Okay, so a little background.
I'm working on my PhD and I'm finding that while I code, I tend to write
out a lot of the meat of my papers while coding and experimenting.
Usually, I use a separate window, but lately, I've been finding that I
write little code and a lot of text (explaining, referencing, and
testing brand new algorithms tends to do this to one). So I got into
literate programming.
Of course I use Emacs/Slime as my programming environment, but I
discovered "muse" the other day, and it does most of what I need without
me having to fly 13 hours to Sri Lanka to tap rubber trees by hand (I
place writing LaTeX at about the same hassle level as going through
airport security and flying overnight to some distant country, and if
you missed the obtuse joke, ah well).
The only thing I now wonder is:
Has anyone written macros to do this already in elisp? All I think
needs to be done is to write a short elisp file that has one function to
take a Lisp source, strip the semicolon from beginning-of-line comments,
and either wrap <code> tags around the lisp source or drops it depending
on the value of a parameter, then writes it to another buffer or a file.

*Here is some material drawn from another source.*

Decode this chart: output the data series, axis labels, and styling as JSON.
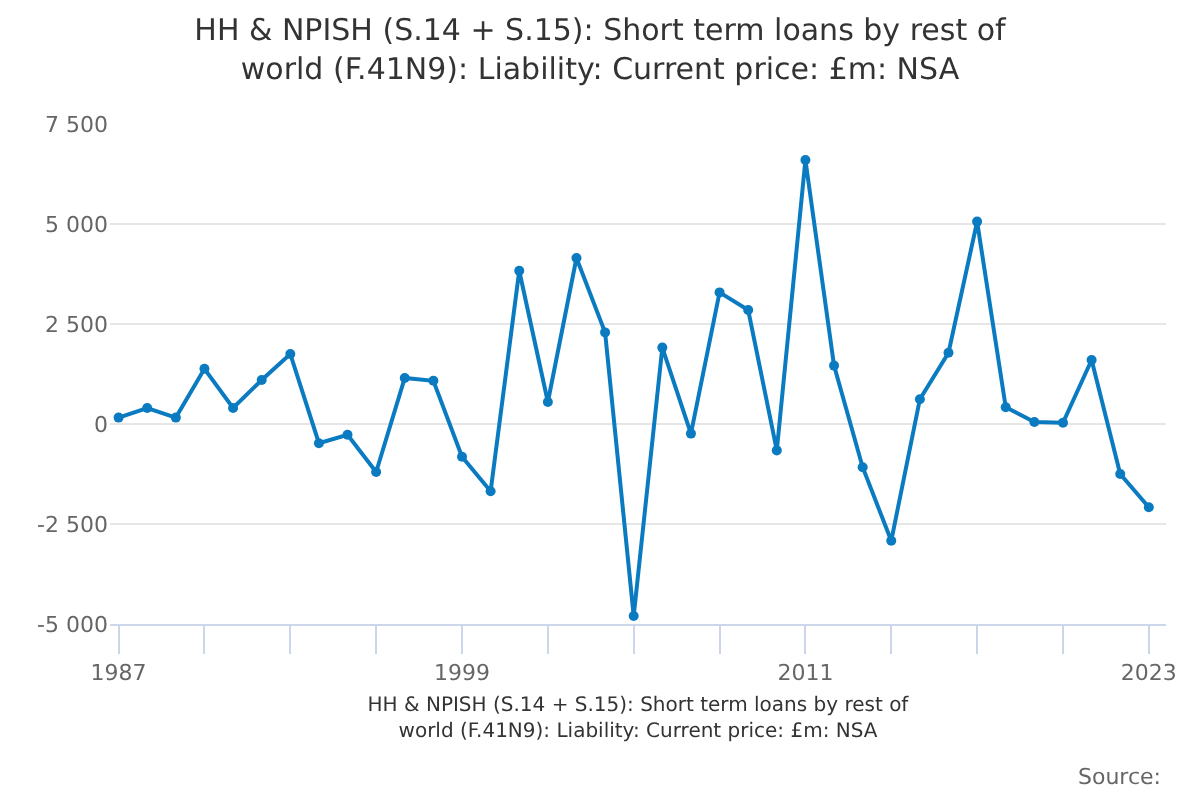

I know there are caveats that would make it more general, for example
maybe avoiding the assumption that all beginning of line comments are
meant for the text (perhaps only two-semicolon beginning of line
comments, or a semicolon-dash on the first and last lines of a
document-destined comment). Are there any other things I should keep in
mind? Does anyone else think this is a good idea?
I'm thinking the function will be
muse-publish-lisp-source
I don't suppose there's any real practical way to hybrid-ize the major
editing modes so my muse font-lock bindings hold inside the comments?
-- Jeff
It is a bit related: have a look at pbook.el
http://www.bluetail.com/~luke/misc/emacs/pbook.pdf
It more or less automatically sets your top level comments in LaTex.
On Thu, 17 Aug 2006 04:07:05 GMT, Jeff Heard <·····@ir.iit.edu> wrote:
> Okay, so a little background.
>
> I'm working on my PhD and I'm finding that while I code, I tend to write
> out a lot of the meat of my papers while coding and experimenting.
> Usually, I use a separate window, but lately, I've been finding that I
> write little code and a lot of text (explaining, referencing, and
> testing brand new algorithms tends to do this to one). So I got into
> literate programming.
>
> Of course I use Emacs/Slime as my programming environment, but I
> discovered "muse" the other day, and it does most of what I need without
> me having to fly 13 hours to Sri Lanka to tap rubber trees by hand (I
> place writing LaTeX at about the same hassle level as going through
> airport security and flying overnight to some distant country, and if
> you missed the obtuse joke, ah well).
>
> The only thing I now wonder is:
>
> Has anyone written macros to do this already in elisp? All I think
> needs to be done is to write a short elisp file that has one function to
> take a Lisp source, strip the semicolon from beginning-of-line comments,
> and either wrap <code> tags around the lisp source or drops it depending
> on the value of a parameter, then writes it to another buffer or a file.
>
> I know there are caveats that would make it more general, for example
> maybe avoiding the assumption that all beginning of line comments are
> meant for the text (perhaps only two-semicolon beginning of line
> comments, or a semicolon-dash on the first and last lines of a
> document-destined comment). Are there any other things I should keep in
> mind? Does anyone else think this is a good idea?
>
> I'm thinking the function will be
>
> muse-publish-lisp-source
>
> I don't suppose there's any real practical way to hybrid-ize the major
> editing modes so my muse font-lock bindings hold inside the comments?